21 Jam 30 Menit: Part II

Untukmu, lelaki pertama yang membawa perihal mie ayam dalam perkenalan kita.
Sepenting itu kah mie ayam dalam hidupmu sehingga pesan singkat kau luncurkan dari Solo kepadaku yang berada di pelosok desa yang entah dimana aku bahkan sudah lupa saat itu, untuk sekedar menanyakan apakah mie ayamnya enak? Jika kuingat sekarang, mulia sekali mie ayam itu.

Butuh sekian hari hingga hitungan bulan untuk kita akhirnya bertemu. November 2012. Aku mengingatnya betul. Hujan yang mengguyur Jogja sore itu sedikit meruntuhkan harapanku bertemu denganmu. Bertemu lelaki yang membuatku bebas bercerita tanpa harus menjadi orang lain, yang membuatku ketagihan untuk membaca pesannya meski itu hanya rasa kecewanya melihat warteg tanpa mbak penjual yang biasanya. Aku menyukainya. Sungguh.

Kamu sudah di depan pintu kamarku tak lama setelah menutup telepon, mengabari jika kedatanganmu sudah disambut hujan. Kamu setengah kuyup dengan tentengan beberapa tas yang ku tahu itu sepasang sepatu kesayanganmu. Tak ada kalimat perkenalan resmi pada umumnya, seakan sudah saling mengenal, kupersilahkan kau membersihkan diri.

Aku tak menyukai orang yang terang-terangan mengetahui aku menyembunyikan sesuatu, menyembunyikan perasaanku. Juga dia yang menyempatkan menaruh telapak tangannya di keningku sebelum masuk kamar mandi. Dia bilang aku demam. Sial, ketahuan.
Di depannya, juga di setiap harinya bertukar pesan, aku tak pernah bisa membohonginya.
Aku membencinya.

Tapi bagaimana aku membencinya di awal pertemuan ini sementara sejak sore itu, tanganku tak pernah ia biarkan melenggang sendirian. Bagaimana aku membencinya sementara tangannya tak berhenti memeriksa panas di keningku? Aku juga tak sekuat itu menahan debar yang iramanya tak bisa kunikmati sambil menari. Tanpa meminta persetujuanmu, aku diam-diam menyiangi harap ini sendiri.

Apa kabarmu?
Karena sejak batalnya rencana pertemuan kita yang terakhir, sudah tak kubaca pesanmu lagi. Akupun sudah sibuk sendiri memangkas harap yang sudah terlanjur tumbuh rimbun. Kamu lelaki yang tak pernah terlihat marah, setidaknya aku melihatnya begitu. Yang kuingat marahmu hanya ketika sekali kupanggil “good boy” yang menurutmu itu kurang pantas disebutkan. Bahkan saat hari terakhirku di Jogja yang hanya menutupnya dengan tangis pun kamu tak marah. Justru kamu yang sibuk memeluk dan mengusap pipiku. Dengan memangkas semua rimbunan yang kusiangi ini dan mulai menagaburkanmu, semoga kau tak marah. Dan sepertinya bahkan tidak.

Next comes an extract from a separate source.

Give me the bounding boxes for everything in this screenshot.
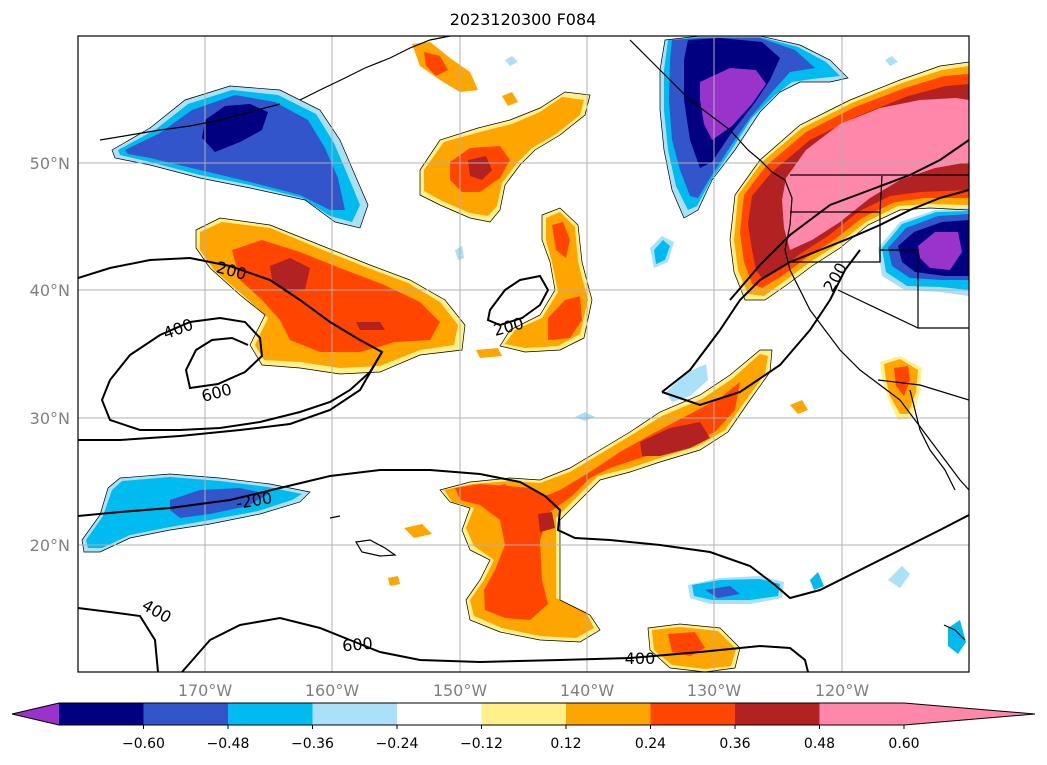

Namun hari ini kuputuskan memangkas habis apa yang aku tanam diam-diam dulu. Bukan mematikanmu, tapi akan kutanam harap yang baru. Bukan melupakanmu, tapi memindahmu dari jalan utamaku.
Aku menyukaimu hingga kini. Terlebih saat mendengarmu bercerita.
Aku bahkan merindukan diriku sendiri saat berada di dekatmu, saat aku bisa berhenti berbohong tentang perasaanku.


Bahkan nanti jika kita benar-benar tak lagi bisa menggaungkan sapa, kuingin kamu tau jika memang masih ada aku yang kau ingat dalam setiap hari terberatmu, aku akan tetap menjadi seperti itu. Datanglah, karena aku masih akan membuka pintu seperti dulu. Selalu.